A 6.5 magnitude earthquake in New Zealand's Cook Strait has closed Wellington financial trading rooms and shut down portions in the capital city as local authorities assess the damage.
Wellington trading desks at Bank of New Zealand and ANZ Bank New Zealand are closed as corporates in the capital join the rest of the city in checking buildings following a swarm of quakes off the coast near Seddon in the upper South Island that topped out with a magnitude 6.5 shake at 5.09 pm on Sunday, bigger than the devastating magnitude 6.3 quake that damaged Christchurch in February 2011.
Train services have been suspended and some streets in the central business district closed as authorities complete their checks. The Wellington City Council has urged people to stay out of the CBD until midday so checks can be made.
Contingency plans will mean the closed trading rooms won't freeze national liquidity, and there was little movement in the New Zealand dollar at the start of local trading, which opens before other markets.

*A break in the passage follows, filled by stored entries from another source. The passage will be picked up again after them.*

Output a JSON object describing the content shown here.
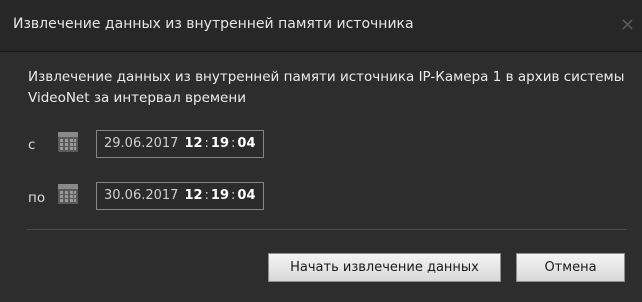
{
  "dialog": {
    "title": "Извлечение данных из внутренней памяти источника",
    "close_glyph": "×",
    "description": "Извлечение данных из внутренней памяти источника IP-Камера 1 в архив системы VideoNet за интервал времени"
  },
  "range": {
    "from": {
      "label": "с",
      "date": "29.06.2017",
      "hh": "12",
      "mm": "19",
      "ss": "04"
    },
    "to": {
      "label": "по",
      "date": "30.06.2017",
      "hh": "12",
      "mm": "19",
      "ss": "04"
    }
  },
  "buttons": {
    "start": "Начать извлечение данных",
    "cancel": "Отмена"
  },
  "icons": {
    "calendar": "calendar-icon",
    "close": "close-icon"
  }
}
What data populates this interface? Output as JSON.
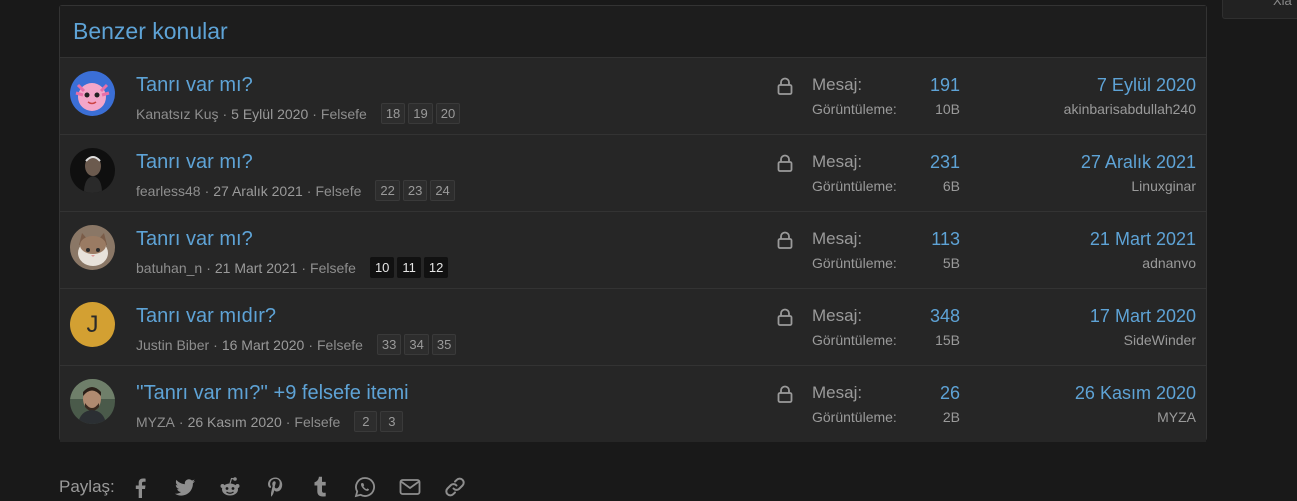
{
  "corner_tab": {
    "text": "Xia"
  },
  "block": {
    "title": "Benzer konular"
  },
  "labels": {
    "messages": "Mesaj:",
    "views": "Görüntüleme:"
  },
  "threads": [
    {
      "title": "Tanrı var mı?",
      "author": "Kanatsız Kuş",
      "date": "5 Eylül 2020",
      "forum": "Felsefe",
      "pages": [
        "18",
        "19",
        "20"
      ],
      "messages": "191",
      "views": "10B",
      "last_date": "7 Eylül 2020",
      "last_user": "akinbarisabdullah240",
      "avatar": "axolotl"
    },
    {
      "title": "Tanrı var mı?",
      "author": "fearless48",
      "date": "27 Aralık 2021",
      "forum": "Felsefe",
      "pages": [
        "22",
        "23",
        "24"
      ],
      "messages": "231",
      "views": "6B",
      "last_date": "27 Aralık 2021",
      "last_user": "Linuxginar",
      "avatar": "dark-person"
    },
    {
      "title": "Tanrı var mı?",
      "author": "batuhan_n",
      "date": "21 Mart 2021",
      "forum": "Felsefe",
      "pages": [
        "10",
        "11",
        "12"
      ],
      "messages": "113",
      "views": "5B",
      "last_date": "21 Mart 2021",
      "last_user": "adnanvo",
      "avatar": "cat"
    },
    {
      "title": "Tanrı var mıdır?",
      "author": "Justin Biber",
      "date": "16 Mart 2020",
      "forum": "Felsefe",
      "pages": [
        "33",
        "34",
        "35"
      ],
      "messages": "348",
      "views": "15B",
      "last_date": "17 Mart 2020",
      "last_user": "SideWinder",
      "avatar": "J"
    },
    {
      "title": "''Tanrı var mı?'' +9 felsefe itemi",
      "author": "MYZA",
      "date": "26 Kasım 2020",
      "forum": "Felsefe",
      "pages": [
        "2",
        "3"
      ],
      "messages": "26",
      "views": "2B",
      "last_date": "26 Kasım 2020",
      "last_user": "MYZA",
      "avatar": "man-photo"
    }
  ],
  "share": {
    "label": "Paylaş:",
    "icons": [
      "facebook-icon",
      "twitter-icon",
      "reddit-icon",
      "pinterest-icon",
      "tumblr-icon",
      "whatsapp-icon",
      "email-icon",
      "link-icon"
    ]
  },
  "colors": {
    "accent": "#5ea3d6",
    "background": "#191919",
    "row": "#262626",
    "avatar_letter_bg": "#d3a032"
  }
}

Imre Speizer, market strategist at Westpac Bank in Auckland, said people will be waiting to see how Asian investors react to the news. Typically there's a knee-jerk fall in the currency after an earthquake, though after the experience of Canterbury, which has $40 billion of building work in the pipelines, there are questions as to whether investors will look through the initial hit to the likely stimulus from any rebuilding activity.